The 2005 election of Iran’s first "new right" was a boon for the Principlists, particularly Iran’s Hezbollahis, who had never before tasted real power. But over his two terms, Ahmadinejad went from the Principlists’ ally to the thorn in their side. During his second term the rogue president arguably became a greater nemesis to them than the Reformists they originally set out to fight.

The president shunned power-sharing overtures from the people who facilitated his rise and by 2007 was firing anyone he could that threatened him. Most of these people had personal or professional links to Khamenei. Espousing Iranian nationalism, Third-Worldism, social justice, religious romanticism or whatever position du jour served his purposes, Ahmadinejad managed to annoy the sensibilities of almost every political constituency in the country.

In his second term, after Khamenei controversially entered the political fray to publically back his president amid protests calling foul on his 2009 re-election, Ahmadinejad finally alienated what remained of the Principlist camp. His perceived troublemaking came to a head when he made a play to control the Intelligence Ministry by sacking Minister Heydar Moslehi, forcing Khamenei again to enter the messy world of politics and issue a rare order to override the president’s decision.

“He went independent. It was close to a coup,” said Posch. “He nearly got control over the Intelligence Ministry and was outsmarting and outmaneuvering the command of the IRGC. With these elements together he would have enough power to sideline others.

The 2013 election demonstrates just what both Ahmadinejad and his former brethren the Principlists have become to Iran’s electorate, which has always tended toward reform. Plagued by infighting, moderate Principlist factions will seek to join the apparatus of Rouhani’s new administration, while the radicals will be left to attack the government from the right.

“Ansar-Hezbollah [the only formal Hezbollahi party] will reformulate its position around poverty,” predicted Posch. “They will use the language of the Islamic class struggle in order to intimidate the government and will make an issue out of underdevelopment.”

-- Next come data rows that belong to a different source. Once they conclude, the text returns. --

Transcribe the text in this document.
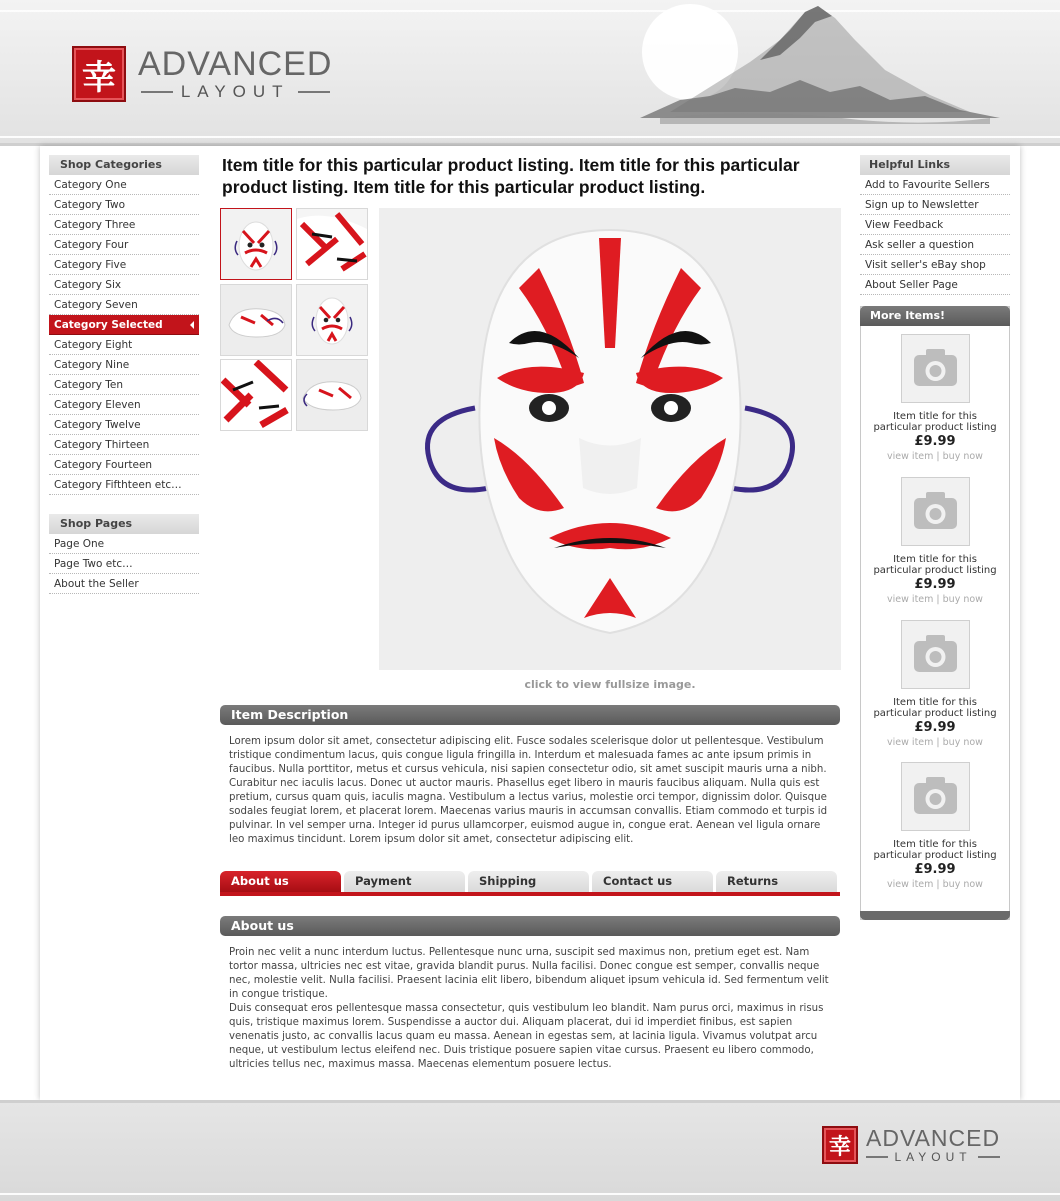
幸 ADVANCED
LAYOUT
Shop Categories
Category One
Category Two
Category Three
Category Four
Category Five
Category Six
Category Seven
Category Selected
Category Eight
Category Nine
Category Ten
Category Eleven
Category Twelve
Category Thirteen
Category Fourteen
Category Fifthteen etc…
Shop Pages
Page One
Page Two etc…
About the Seller
Item title for this particular product listing. Item title for this particular product listing. Item title for this particular product listing.
click to view fullsize image.
Item Description
Lorem ipsum dolor sit amet, consectetur adipiscing elit. Fusce sodales scelerisque dolor ut pellentesque. Vestibulum tristique condimentum lacus, quis congue ligula fringilla in. Interdum et malesuada fames ac ante ipsum primis in faucibus. Nulla porttitor, metus et cursus vehicula, nisi sapien consectetur odio, sit amet suscipit mauris urna a nibh. Curabitur nec iaculis lacus. Donec ut auctor mauris. Phasellus eget libero in mauris faucibus aliquam. Nulla quis est pretium, cursus quam quis, iaculis magna. Vestibulum a lectus varius, molestie orci tempor, dignissim dolor. Quisque sodales feugiat lorem, et placerat lorem. Maecenas varius mauris in accumsan convallis. Etiam commodo et turpis id pulvinar. In vel semper urna. Integer id purus ullamcorper, euismod augue in, congue erat. Aenean vel ligula ornare leo maximus tincidunt. Lorem ipsum dolor sit amet, consectetur adipiscing elit.
About us	Payment	Shipping	Contact us	Returns
About us
Proin nec velit a nunc interdum luctus. Pellentesque nunc urna, suscipit sed maximus non, pretium eget est. Nam tortor massa, ultricies nec est vitae, gravida blandit purus. Nulla facilisi. Donec congue est semper, convallis neque nec, molestie velit. Nulla facilisi. Praesent lacinia elit libero, bibendum aliquet ipsum vehicula id. Sed fermentum velit in congue tristique.
Duis consequat eros pellentesque massa consectetur, quis vestibulum leo blandit. Nam purus orci, maximus in risus quis, tristique maximus lorem. Suspendisse a auctor dui. Aliquam placerat, dui id imperdiet finibus, est sapien venenatis justo, ac convallis lacus quam eu massa. Aenean in egestas sem, at lacinia ligula. Vivamus volutpat arcu neque, ut vestibulum lectus eleifend nec. Duis tristique posuere sapien vitae cursus. Praesent eu libero commodo, ultricies tellus nec, maximus massa. Maecenas elementum posuere lectus.
Helpful Links
Add to Favourite Sellers
Sign up to Newsletter
View Feedback
Ask seller a question
Visit seller's eBay shop
About Seller Page
More Items!
Item title for this particular product listing
£9.99
view item | buy now
Item title for this particular product listing
£9.99
view item | buy now
Item title for this particular product listing
£9.99
view item | buy now
Item title for this particular product listing
£9.99
view item | buy now
幸 ADVANCED
LAYOUT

Khalaji believes the remaining Hezbollahis will try to sabotage government efforts at rapprochement with the five permanent members of the UN Security Council plus Germany (the P5+1) over Iran’s nuclear program. He cites the aborted 2010 nuclear fuel-swap deal and Velayati’s secret nuclear deal with former French president Nicolas Sarkozy as examples of hard-liners scuppering chances for nuclear settlement between Iran and the West. “There is a long precedent of sabotage in Iran,” said Khalaji.

Despite the fracturing of the Principlists, the Reformists are unlikely to gain significant ground in the short term to implement their agenda of political development, democratization and improvement for civil liberties and press freedom. There are two reasons for this.

First, since the end of Khatami’s presidency in 2005, they themselves have lurched to the right by backing presidential candidates from the center out of the not-unfounded fear that the Guardian Council would block openly Reformist candidates. Their 2009 presidential candidate, Mir-Hossein Mousavi, was far from a bona fide Reformist and Rouhani, their man this time round, is a backroom operator with close ties to Iran’s intelligence and security services who has never openly supported their causes.

Second, after the problems Khamenei faced with Ahmadinejad asserting his own agenda, he likely sought to engineer, as best he could, the election of a president who will be pliant to his own demands. It seems likely that Rouhani will, first and foremost, execute the supreme leader’s economic, political and social agendas, many of which run counter to those of the Reformist camp.

Rouhani knows that the Iranian president can affect change in the country, but he will also be acutely aware that though he was the choice of the people, his boss, the supreme leader, is the choice of God.